HUGE NEWS!

Check out this announcement from Publisher’s Marketplace:

Beth Vrabel's THE BLIND GUIDE TO STINKVILLE, in which a blind girl with albinism advocates for her future and faces her mother's depression by digging into her paper mill town's past, featuring a farting guide dog poser and a nippy albino squirrel, again to Julie Matysik at Sky Pony Press, in a two-book deal, for publication in Fall 2015 (corrected), by Nicole Resciniti at The Seymour Agency.

HUZZAH!!!

I cannot wait to share this story with you! I love Alice and hope you will, too.

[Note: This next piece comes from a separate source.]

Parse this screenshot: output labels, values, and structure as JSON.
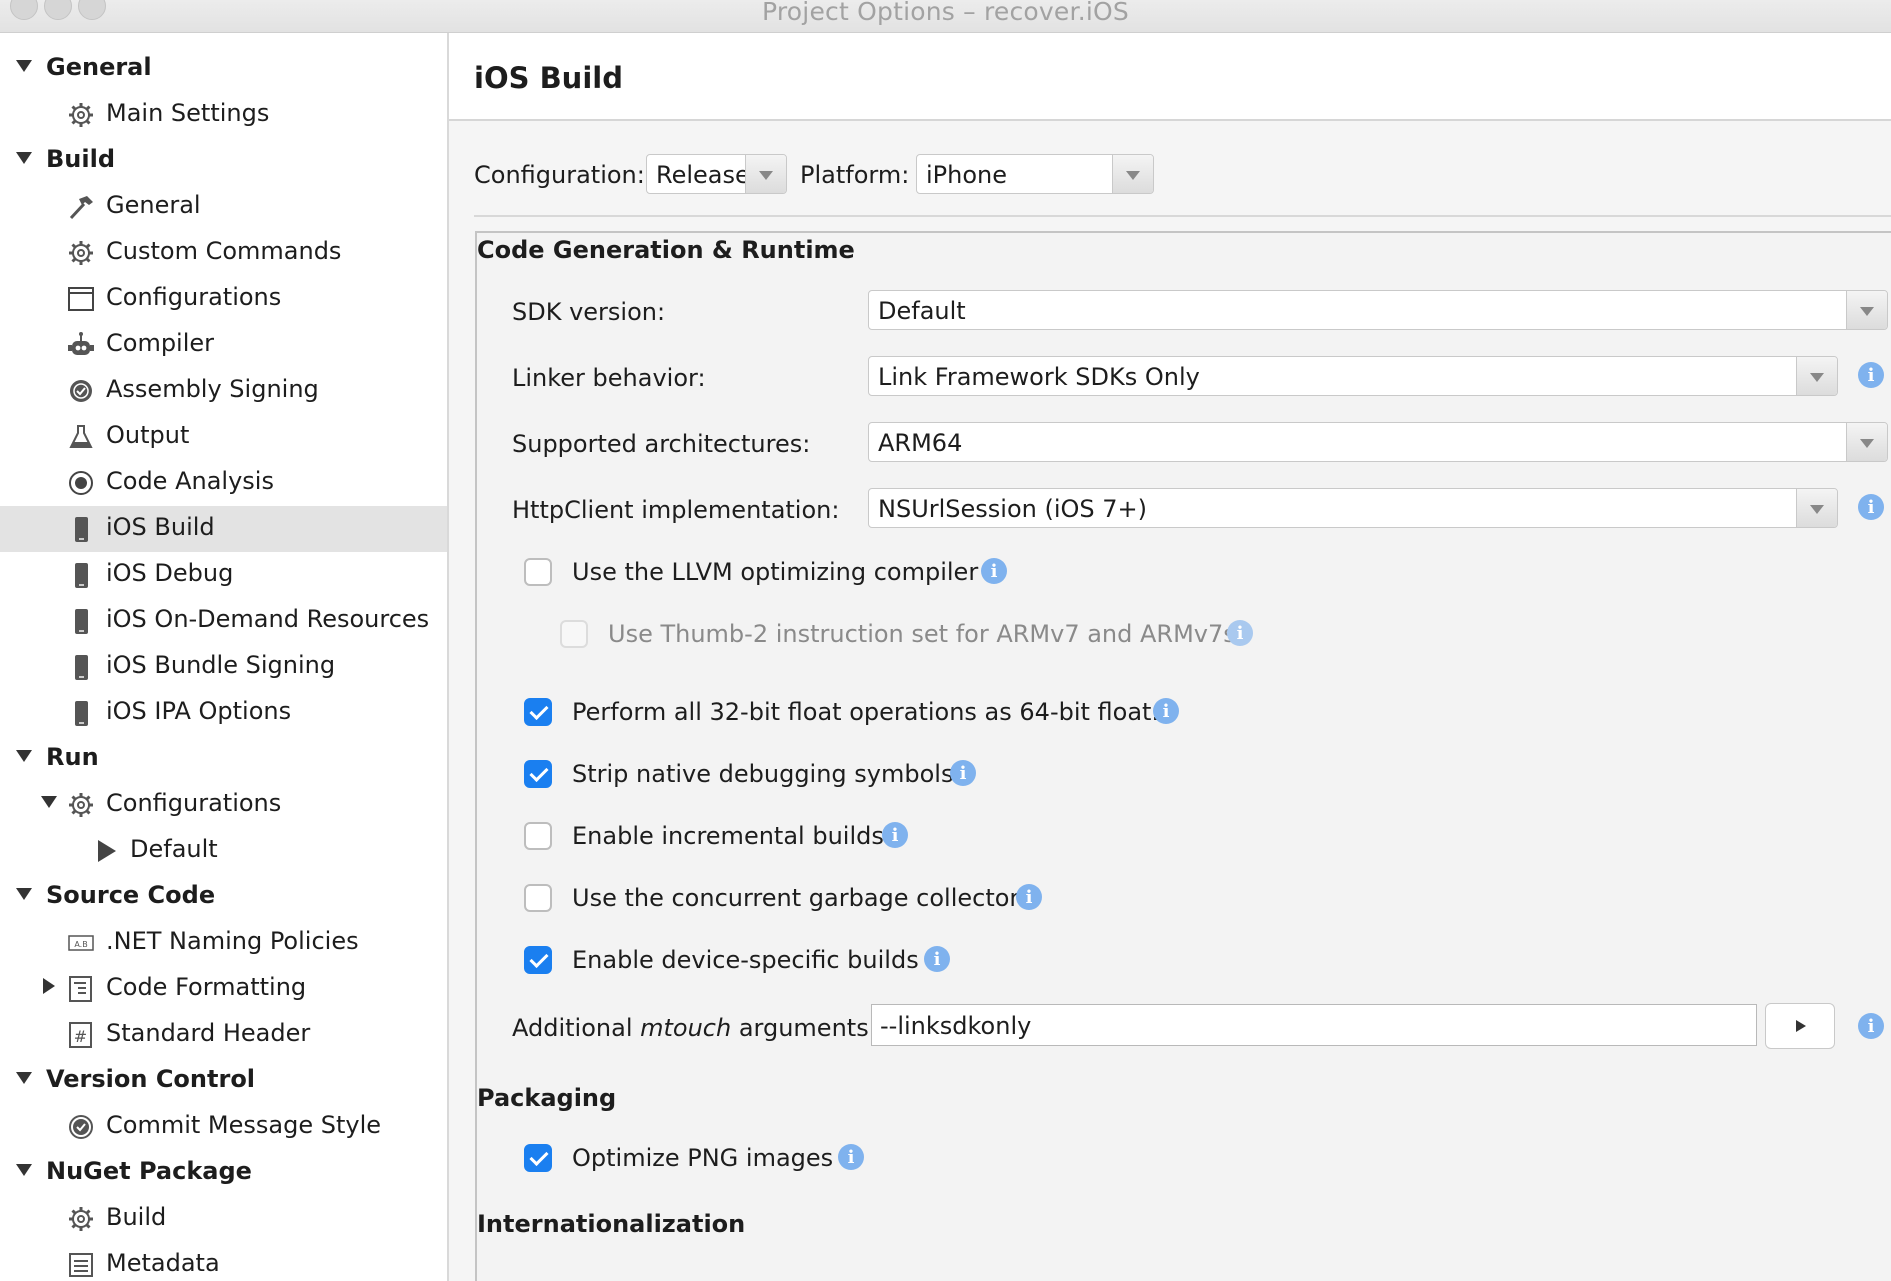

Friends and family will be quick to point out the from-life aspects, as I, too, grew up in a paper mill town and, while not visually impaired myself, I know quite a bit about visual impairments.

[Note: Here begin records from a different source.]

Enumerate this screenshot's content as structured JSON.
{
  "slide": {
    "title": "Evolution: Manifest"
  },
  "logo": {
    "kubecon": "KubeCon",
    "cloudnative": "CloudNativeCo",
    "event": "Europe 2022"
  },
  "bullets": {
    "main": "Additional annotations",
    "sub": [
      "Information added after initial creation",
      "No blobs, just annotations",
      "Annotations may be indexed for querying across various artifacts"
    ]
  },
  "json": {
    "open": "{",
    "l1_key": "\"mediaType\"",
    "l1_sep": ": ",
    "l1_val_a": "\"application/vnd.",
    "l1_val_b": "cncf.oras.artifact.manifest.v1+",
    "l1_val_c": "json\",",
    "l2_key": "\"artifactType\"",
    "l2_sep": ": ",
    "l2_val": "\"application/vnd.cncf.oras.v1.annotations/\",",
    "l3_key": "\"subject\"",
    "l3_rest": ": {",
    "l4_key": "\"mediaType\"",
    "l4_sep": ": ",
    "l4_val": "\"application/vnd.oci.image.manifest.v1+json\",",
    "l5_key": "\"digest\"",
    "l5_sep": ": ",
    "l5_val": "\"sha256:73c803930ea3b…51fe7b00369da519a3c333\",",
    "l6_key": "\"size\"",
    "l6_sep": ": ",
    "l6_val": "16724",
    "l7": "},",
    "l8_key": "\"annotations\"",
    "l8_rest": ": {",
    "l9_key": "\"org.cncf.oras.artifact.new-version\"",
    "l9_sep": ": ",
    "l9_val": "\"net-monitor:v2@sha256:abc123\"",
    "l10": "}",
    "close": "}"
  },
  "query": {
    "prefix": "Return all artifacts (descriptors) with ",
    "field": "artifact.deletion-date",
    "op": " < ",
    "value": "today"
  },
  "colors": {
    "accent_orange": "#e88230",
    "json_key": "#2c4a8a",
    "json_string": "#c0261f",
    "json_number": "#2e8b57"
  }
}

Here’s a bit more about the upcoming middle-grade book:

THE BLIND GUIDE TO STINKVILLE

 

Life in Sinkville stinks.

 

Even worse than the putrid stench pouring from the town paper mill is newcomer Alice’s life since moving to the little South Carolina town. Here, Alice’s blindness and albinism stand out so much that her ancient Shih Tzu, Tooter, is mistaken for a Seeing Eye Dog.

 

Before Stinkville, Alice, age 12, didn’t think albinism—or the blindness that goes with it—was a big deal. Sure, she uses a magnifier to read books. And a cane keeps her from bruising her hips on tables. Putting on sunscreen and always wearing a hat are just part of life.  And life has always been like this for Alice. Until Stinkville.

 

At home, Mom’s depression clouds everything, and Dad is barely around. Big brother James plots to make Alice and her blindness the ticket back out of town. As soon as he can show Mom and Dad that Alice can’t cut it on her own in sunny South Carolina, the sooner they’ll be back in Seattle.

 

But when her parents check into schools for the blind, Alice takes a stand. She’s going to show them—and herself—that blindness is just a part of who she is, not all that she can be. To prove it, Alice enters the Sinkville Success Stories essay contest. No one, even her new friend Kerica, believes she can scout out her new town’s stories and write the essay by herself.

 

The funny thing is, as Alice confronts her own blindness, everyone else seems to see her for the first time.

 

A Blind Guide to Stinkville is a contemporary middle grade novel.